The property and setter can be used to get the currently configured read interval and to set a new read interval. After setting the interval, the setter will check the interval from the microcontroller to ensure that the configuration was accepted. True is returned from the setter if the value was successfully applied, false if not. 

AmmeterRecvSerial.ammeter_init() 

Requests the initialization to run on the microcontroller. This is intended to get a zero baseline, so there should be no load on the sensor prior to running the initialization. The initialization will run for the ‘init_timeout’ length in seconds from the configuration (see above). 

AmmeterRecvSerial.ammeter_start() 

Requests the microcontroller to start the read.
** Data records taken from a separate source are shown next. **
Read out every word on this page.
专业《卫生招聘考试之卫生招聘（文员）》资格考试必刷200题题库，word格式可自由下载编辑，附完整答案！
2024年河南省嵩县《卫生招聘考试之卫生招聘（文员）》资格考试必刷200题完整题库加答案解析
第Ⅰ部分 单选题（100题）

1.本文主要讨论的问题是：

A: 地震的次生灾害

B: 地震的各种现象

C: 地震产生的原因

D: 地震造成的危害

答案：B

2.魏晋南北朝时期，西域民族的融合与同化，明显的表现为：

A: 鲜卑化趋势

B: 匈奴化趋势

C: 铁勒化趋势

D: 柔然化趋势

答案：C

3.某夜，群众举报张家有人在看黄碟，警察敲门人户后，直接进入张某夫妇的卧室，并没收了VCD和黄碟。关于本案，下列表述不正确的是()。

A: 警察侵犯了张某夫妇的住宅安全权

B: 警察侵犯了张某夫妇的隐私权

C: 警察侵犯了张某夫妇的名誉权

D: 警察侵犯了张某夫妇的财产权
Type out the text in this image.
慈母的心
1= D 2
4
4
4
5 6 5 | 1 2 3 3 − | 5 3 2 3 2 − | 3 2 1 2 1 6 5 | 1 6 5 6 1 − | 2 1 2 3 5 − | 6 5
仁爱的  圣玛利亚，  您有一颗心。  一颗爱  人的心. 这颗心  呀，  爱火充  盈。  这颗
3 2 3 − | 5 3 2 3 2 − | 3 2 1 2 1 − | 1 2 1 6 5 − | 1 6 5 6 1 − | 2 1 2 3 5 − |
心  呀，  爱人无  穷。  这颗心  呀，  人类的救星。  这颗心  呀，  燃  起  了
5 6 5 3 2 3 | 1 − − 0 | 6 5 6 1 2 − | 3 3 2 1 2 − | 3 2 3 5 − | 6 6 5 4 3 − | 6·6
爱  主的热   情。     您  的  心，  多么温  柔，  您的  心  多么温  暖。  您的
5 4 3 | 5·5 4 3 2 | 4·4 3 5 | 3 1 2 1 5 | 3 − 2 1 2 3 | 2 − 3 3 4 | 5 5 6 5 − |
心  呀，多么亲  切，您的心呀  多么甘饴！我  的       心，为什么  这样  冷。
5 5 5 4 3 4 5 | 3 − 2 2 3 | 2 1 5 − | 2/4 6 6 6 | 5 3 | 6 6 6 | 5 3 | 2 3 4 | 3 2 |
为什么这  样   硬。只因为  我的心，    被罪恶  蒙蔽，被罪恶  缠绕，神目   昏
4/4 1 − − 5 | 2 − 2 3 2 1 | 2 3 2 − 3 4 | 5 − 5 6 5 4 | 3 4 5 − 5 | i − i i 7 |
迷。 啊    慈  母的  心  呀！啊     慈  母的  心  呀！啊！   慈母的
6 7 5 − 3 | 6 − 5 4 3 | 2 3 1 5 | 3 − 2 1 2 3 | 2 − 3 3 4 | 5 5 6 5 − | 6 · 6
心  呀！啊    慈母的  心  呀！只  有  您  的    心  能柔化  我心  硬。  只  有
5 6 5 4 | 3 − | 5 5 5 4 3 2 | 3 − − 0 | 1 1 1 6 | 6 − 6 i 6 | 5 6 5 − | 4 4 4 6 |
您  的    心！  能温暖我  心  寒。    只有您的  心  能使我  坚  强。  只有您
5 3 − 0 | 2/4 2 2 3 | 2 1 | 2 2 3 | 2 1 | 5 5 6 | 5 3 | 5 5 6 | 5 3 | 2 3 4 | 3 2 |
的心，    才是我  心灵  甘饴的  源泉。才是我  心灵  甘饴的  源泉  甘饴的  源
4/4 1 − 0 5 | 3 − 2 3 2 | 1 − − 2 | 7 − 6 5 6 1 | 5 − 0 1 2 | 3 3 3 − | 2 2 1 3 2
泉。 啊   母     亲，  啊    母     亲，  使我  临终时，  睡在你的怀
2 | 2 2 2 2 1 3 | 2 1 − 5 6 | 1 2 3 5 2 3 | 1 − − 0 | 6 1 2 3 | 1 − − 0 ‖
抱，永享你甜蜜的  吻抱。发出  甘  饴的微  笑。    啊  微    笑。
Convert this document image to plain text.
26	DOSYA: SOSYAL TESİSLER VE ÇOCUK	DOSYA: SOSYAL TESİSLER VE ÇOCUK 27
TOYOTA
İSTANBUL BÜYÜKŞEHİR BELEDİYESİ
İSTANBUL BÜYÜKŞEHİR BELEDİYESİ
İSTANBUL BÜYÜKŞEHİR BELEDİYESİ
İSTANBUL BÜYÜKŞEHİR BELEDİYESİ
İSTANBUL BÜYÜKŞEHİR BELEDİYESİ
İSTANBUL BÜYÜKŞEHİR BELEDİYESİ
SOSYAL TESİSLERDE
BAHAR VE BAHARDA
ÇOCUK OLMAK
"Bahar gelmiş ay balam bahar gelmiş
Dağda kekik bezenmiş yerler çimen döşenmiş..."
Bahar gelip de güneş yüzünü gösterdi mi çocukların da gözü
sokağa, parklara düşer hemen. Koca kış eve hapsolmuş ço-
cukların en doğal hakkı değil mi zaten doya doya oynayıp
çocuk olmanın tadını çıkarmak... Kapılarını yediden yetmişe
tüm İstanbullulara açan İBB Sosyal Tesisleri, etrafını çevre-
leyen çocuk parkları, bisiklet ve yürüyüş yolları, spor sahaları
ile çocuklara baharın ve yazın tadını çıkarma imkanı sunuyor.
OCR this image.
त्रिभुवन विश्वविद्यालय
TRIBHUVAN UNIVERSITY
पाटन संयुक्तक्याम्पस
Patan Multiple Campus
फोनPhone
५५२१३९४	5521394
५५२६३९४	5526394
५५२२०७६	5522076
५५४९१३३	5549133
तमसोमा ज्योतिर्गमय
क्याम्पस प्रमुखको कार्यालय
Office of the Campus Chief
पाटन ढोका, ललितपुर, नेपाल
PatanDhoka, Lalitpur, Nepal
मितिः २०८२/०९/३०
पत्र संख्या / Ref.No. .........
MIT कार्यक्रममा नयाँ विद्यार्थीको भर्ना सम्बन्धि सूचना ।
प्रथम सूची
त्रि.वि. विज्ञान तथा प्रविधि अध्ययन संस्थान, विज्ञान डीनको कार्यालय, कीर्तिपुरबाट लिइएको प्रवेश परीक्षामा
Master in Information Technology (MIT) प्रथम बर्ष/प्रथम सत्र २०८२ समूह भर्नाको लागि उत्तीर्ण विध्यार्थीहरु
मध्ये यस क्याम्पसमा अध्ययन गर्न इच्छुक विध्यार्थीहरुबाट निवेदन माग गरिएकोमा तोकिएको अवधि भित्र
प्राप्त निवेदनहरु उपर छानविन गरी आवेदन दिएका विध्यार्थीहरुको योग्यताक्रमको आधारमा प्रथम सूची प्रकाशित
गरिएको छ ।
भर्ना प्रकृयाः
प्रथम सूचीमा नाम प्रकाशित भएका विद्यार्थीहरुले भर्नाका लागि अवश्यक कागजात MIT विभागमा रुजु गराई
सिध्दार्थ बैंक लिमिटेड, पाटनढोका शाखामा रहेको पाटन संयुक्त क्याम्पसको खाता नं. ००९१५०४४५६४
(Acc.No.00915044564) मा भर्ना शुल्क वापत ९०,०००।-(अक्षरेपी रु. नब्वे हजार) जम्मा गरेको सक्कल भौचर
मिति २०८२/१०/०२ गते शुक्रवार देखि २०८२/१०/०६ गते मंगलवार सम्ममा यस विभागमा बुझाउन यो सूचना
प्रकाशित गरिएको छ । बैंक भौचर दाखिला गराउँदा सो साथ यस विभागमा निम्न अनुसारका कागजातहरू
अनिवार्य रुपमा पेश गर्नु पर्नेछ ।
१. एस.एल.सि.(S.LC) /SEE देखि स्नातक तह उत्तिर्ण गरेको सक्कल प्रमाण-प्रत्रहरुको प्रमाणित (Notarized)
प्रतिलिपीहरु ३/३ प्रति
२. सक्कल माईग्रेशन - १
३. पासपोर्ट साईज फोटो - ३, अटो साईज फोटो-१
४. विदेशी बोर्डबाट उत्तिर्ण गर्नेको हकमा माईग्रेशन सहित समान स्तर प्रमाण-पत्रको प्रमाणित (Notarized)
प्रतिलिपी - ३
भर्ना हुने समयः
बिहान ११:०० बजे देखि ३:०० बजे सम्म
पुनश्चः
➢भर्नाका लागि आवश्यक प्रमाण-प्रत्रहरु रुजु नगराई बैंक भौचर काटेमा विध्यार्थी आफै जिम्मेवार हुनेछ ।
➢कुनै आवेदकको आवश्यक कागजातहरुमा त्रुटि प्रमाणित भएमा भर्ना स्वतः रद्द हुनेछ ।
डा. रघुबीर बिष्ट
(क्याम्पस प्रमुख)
Once the read is started, the microcontroller will start returning data at each read interval that the receiver will need to record and store. The microcontroller does not maintain any data beyond the last few reads needed to create an average. 

AmmeterRecvSerial.ammeter_stop() 

Requests the microcontroller to stop any read currently in progress. The microcontroller may take 1-2 read intervals to stop and return the final stop message. 

AmmeterRecvSerial.ammeter_current() 

Requests the microcontroller to perform a single read. The single read will still make multiple reads based on the configuration, will discard the highest and lowest value, then average and return the result. 

AmmeterRecvSerial._ammeter_read() 

This is an internal use function that runs as a thread to check the serial ports input queue every 100ms for received data. 

AmmeterRecvSerial._ammeter_parse_read_line() 

This is an internal use function that will parse any data that has been received on the serial port. This function will parse the return data to determine what type of message was received, then store the data.